Kim Ashby, a former lecturer at Western University, who developed a course focusing on trafficking, said that a big problem with trafficking in Canada is the fact that many people don’t recognize that it’s a problem.
“Canadians have been, I wouldn’t say willfully blind, but certainly uninformed about trafficking in their own backyard, so to speak. Canada is number two in the world for trafficking, both as a source country, a transit country and a destination country,” said Ashby, who is newly retired. Source countries are the places where the people who are trafficked are found, said Ashby. Transit countries are the places where people who are trafficked are taken, either via car or plane, before they eventually arrive at the final destination, she added.
Over the years, SAVIS has expanded their reach beyond taking calls. Dedicated workers have developed education programs which are rolled out at local schools, community events, businesses, and agencies.
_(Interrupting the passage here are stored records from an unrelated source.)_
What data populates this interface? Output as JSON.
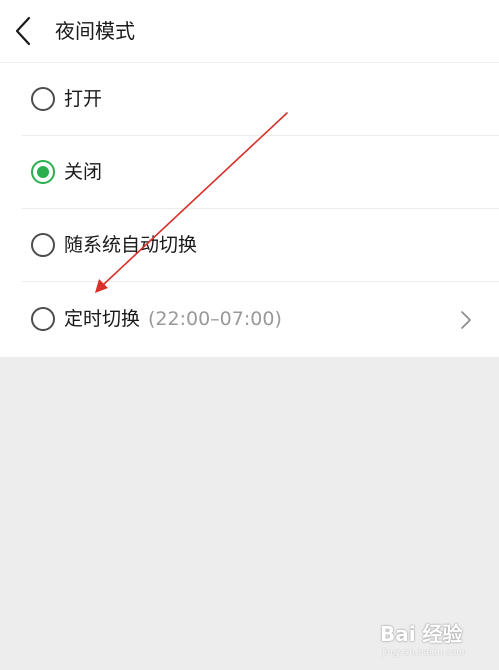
{
  "header": {
    "back_icon": "chevron-left-icon",
    "title": "夜间模式"
  },
  "options": [
    {
      "label": "打开",
      "detail": "",
      "selected": false
    },
    {
      "label": "关闭",
      "detail": "",
      "selected": true
    },
    {
      "label": "随系统自动切换",
      "detail": "",
      "selected": false
    },
    {
      "label": "定时切换",
      "detail": "(22:00–07:00)",
      "selected": false,
      "has_chevron": true
    }
  ],
  "colors": {
    "accent": "#2bae4e",
    "annotation_arrow": "#d9302a",
    "background": "#ededed"
  },
  "watermark": {
    "main": "Bai 经验",
    "sub": "jingyan.baidu.com"
  }
}
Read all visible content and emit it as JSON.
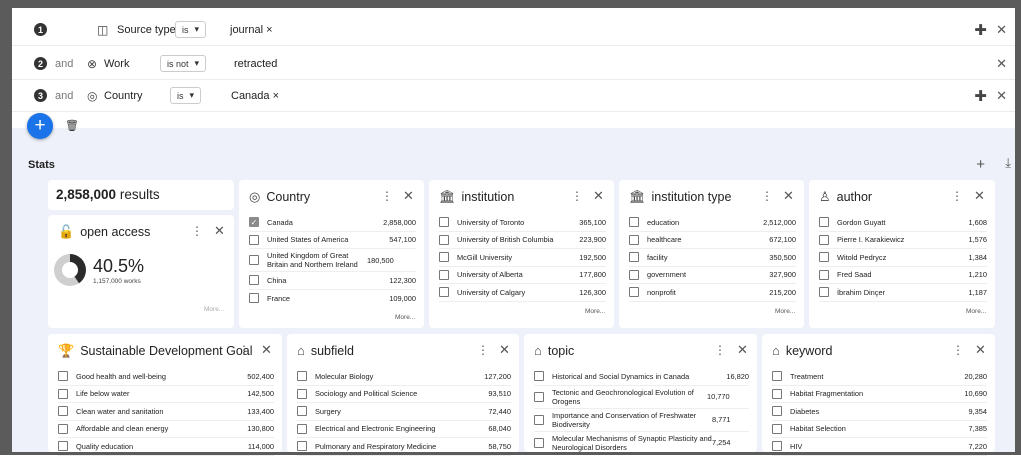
{
  "filters": [
    {
      "num": "1",
      "and": "",
      "icon": "◫",
      "label": "Source type",
      "op": "is",
      "value": "journal ×",
      "plus": true
    },
    {
      "num": "2",
      "and": "and",
      "icon": "⊗",
      "label": "Work",
      "op": "is not",
      "value": "retracted",
      "plus": false
    },
    {
      "num": "3",
      "and": "and",
      "icon": "◎",
      "label": "Country",
      "op": "is",
      "value": "Canada ×",
      "plus": true
    }
  ],
  "stats": {
    "title": "Stats",
    "results_count": "2,858,000",
    "results_label": "results"
  },
  "open_access": {
    "title": "open access",
    "percent": "40.5%",
    "percent_value": 40.5,
    "works": "1,157,000 works",
    "more": "More..."
  },
  "cards": {
    "country": {
      "title": "Country",
      "more": "More...",
      "rows": [
        {
          "label": "Canada",
          "count": "2,858,000",
          "checked": true
        },
        {
          "label": "United States of America",
          "count": "547,100",
          "checked": false
        },
        {
          "label": "United Kingdom of Great Britain and Northern Ireland",
          "count": "180,500",
          "checked": false
        },
        {
          "label": "China",
          "count": "122,300",
          "checked": false
        },
        {
          "label": "France",
          "count": "109,000",
          "checked": false
        }
      ]
    },
    "institution": {
      "title": "institution",
      "more": "More...",
      "rows": [
        {
          "label": "University of Toronto",
          "count": "365,100"
        },
        {
          "label": "University of British Columbia",
          "count": "223,900"
        },
        {
          "label": "McGill University",
          "count": "192,500"
        },
        {
          "label": "University of Alberta",
          "count": "177,800"
        },
        {
          "label": "University of Calgary",
          "count": "126,300"
        }
      ]
    },
    "institution_type": {
      "title": "institution type",
      "more": "More...",
      "rows": [
        {
          "label": "education",
          "count": "2,512,000"
        },
        {
          "label": "healthcare",
          "count": "672,100"
        },
        {
          "label": "facility",
          "count": "350,500"
        },
        {
          "label": "government",
          "count": "327,900"
        },
        {
          "label": "nonprofit",
          "count": "215,200"
        }
      ]
    },
    "author": {
      "title": "author",
      "more": "More...",
      "rows": [
        {
          "label": "Gordon Guyatt",
          "count": "1,608"
        },
        {
          "label": "Pierre I. Karakiewicz",
          "count": "1,576"
        },
        {
          "label": "Witold Pedrycz",
          "count": "1,384"
        },
        {
          "label": "Fred Saad",
          "count": "1,210"
        },
        {
          "label": "İbrahim Dinçer",
          "count": "1,187"
        }
      ]
    },
    "sdg": {
      "title": "Sustainable Development Goal",
      "rows": [
        {
          "label": "Good health and well-being",
          "count": "502,400"
        },
        {
          "label": "Life below water",
          "count": "142,500"
        },
        {
          "label": "Clean water and sanitation",
          "count": "133,400"
        },
        {
          "label": "Affordable and clean energy",
          "count": "130,800"
        },
        {
          "label": "Quality education",
          "count": "114,000"
        }
      ]
    },
    "subfield": {
      "title": "subfield",
      "rows": [
        {
          "label": "Molecular Biology",
          "count": "127,200"
        },
        {
          "label": "Sociology and Political Science",
          "count": "93,510"
        },
        {
          "label": "Surgery",
          "count": "72,440"
        },
        {
          "label": "Electrical and Electronic Engineering",
          "count": "68,040"
        },
        {
          "label": "Pulmonary and Respiratory Medicine",
          "count": "58,750"
        }
      ]
    },
    "topic": {
      "title": "topic",
      "rows": [
        {
          "label": "Historical and Social Dynamics in Canada",
          "count": "16,820"
        },
        {
          "label": "Tectonic and Geochronological Evolution of Orogens",
          "count": "10,770"
        },
        {
          "label": "Importance and Conservation of Freshwater Biodiversity",
          "count": "8,771"
        },
        {
          "label": "Molecular Mechanisms of Synaptic Plasticity and Neurological Disorders",
          "count": "7,254"
        }
      ]
    },
    "keyword": {
      "title": "keyword",
      "rows": [
        {
          "label": "Treatment",
          "count": "20,280"
        },
        {
          "label": "Habitat Fragmentation",
          "count": "10,690"
        },
        {
          "label": "Diabetes",
          "count": "9,354"
        },
        {
          "label": "Habitat Selection",
          "count": "7,385"
        },
        {
          "label": "HIV",
          "count": "7,220"
        }
      ]
    }
  },
  "colors": {
    "accent": "#1a73e8",
    "donut_fill": "#2b2b2b",
    "donut_rest": "#cfcfcf",
    "stats_bg": "#eef1f9"
  }
}
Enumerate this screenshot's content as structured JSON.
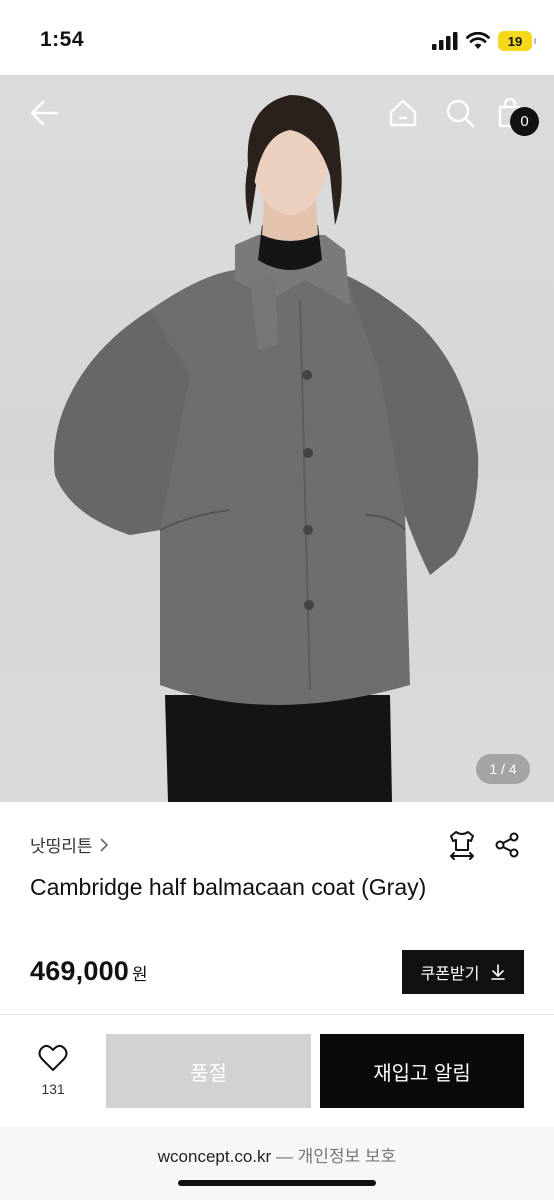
{
  "status_bar": {
    "time": "1:54",
    "battery": "19"
  },
  "hero": {
    "pager": "1 / 4",
    "cart_count": "0"
  },
  "product": {
    "brand": "낫띵리튼",
    "name": "Cambridge half balmacaan coat (Gray)",
    "price": "469,000",
    "price_unit": "원",
    "coupon_label": "쿠폰받기"
  },
  "actions": {
    "like_count": "131",
    "soldout_label": "품절",
    "restock_label": "재입고 알림"
  },
  "browser": {
    "domain": "wconcept.co.kr",
    "secure_label": "— 개인정보 보호"
  },
  "icons": [
    "back-arrow-icon",
    "home-icon",
    "search-icon",
    "shopping-bag-icon",
    "chevron-right-icon",
    "size-guide-icon",
    "share-icon",
    "download-icon",
    "heart-icon",
    "signal-icon",
    "wifi-icon"
  ]
}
These free seminars teach people about healthy relationships, self-esteem, coping with emotions and how to support a survivor of violence.
When SAVIS first began, topics like assault and trafficking were not discussed, especially in Halton because there was no service like SAVIS up until that point, said Bev LeFrancois, the organization’s first executive director.
“We saw the need for a shelter for battered women and then a lot of the calls were about women who had been raped. And once we took calls, once women had somewhere to call, they started calling,” she said.
LeFrancois started as SAVIS’s first fundraiser in 1989. She remembers once early in her career when she met with the Solicitor General’s office trying to get funding for the Rape Coalition, a separate organization who reached out to LeFrancois for help.
“I just attended a meeting with another woman, and we sat down, and we wouldn’t leave the room until I had something. I needed a paper in my hand because I was going to a coalition meeting, and I wanted proof. They were saying yes, they would [provide funding] and I said, ‘Well, I need something in my hand,’” said LeFrancois.
Since then, she’s seen how awareness of human trafficking has increased in the Halton area. “A lot of education has been done, so that’s how it’s improved. As far as education, and working with the police and doctors, nurses, there’s more awareness today,” said LeFrancois. “With more awareness, there’s more expectations of society to be doing something to stop it.”
Pompilii said Halton needs more inclusive shelters that operate from a harm reduction approach. Harm reduction focuses on a zero-judgement environment where people get options based on what they actually need not what a social worker thinks they need. For example, Pompilii said, if a sex worker is looking for support, a harm reduction approach may provide them with contraception, food and access to testing for sexual transmitted diseases instead of trying to get them to stop doing sex work.
“Survivors are the experts of their own story,” said Pompilii.
Never ending support
Fiddes will receive calls from people she hasn’t heard from in weeks and is ready to jump right back into their lives and help them however they need. One morning, Fiddes was in her home office trying to describe what a typical day looks like, when her phone buzzed. It was a woman who’d been the victim of human trafficking that Fiddes used to work with but had not heard from in months. That’s not uncommon, she said. People will often stop reaching out and answering when SAVIS calls, but SAVIS is always ready for them if they need help again. Fiddes discovered the woman had been in prison, which is why she hadn’t responded to SAVIS’ calls. After her release she reached out to Fiddes for help finding somewhere to temporarily live. “I did some calls to get some shelter for her out in Niagara because it’s not safe for her to be in this area,” said Fiddes.
As she hangs up the phone with the shelter in Niagara, Fiddes returned to describing her typical day. “A typical day,” she laughed, “just not typical at all.”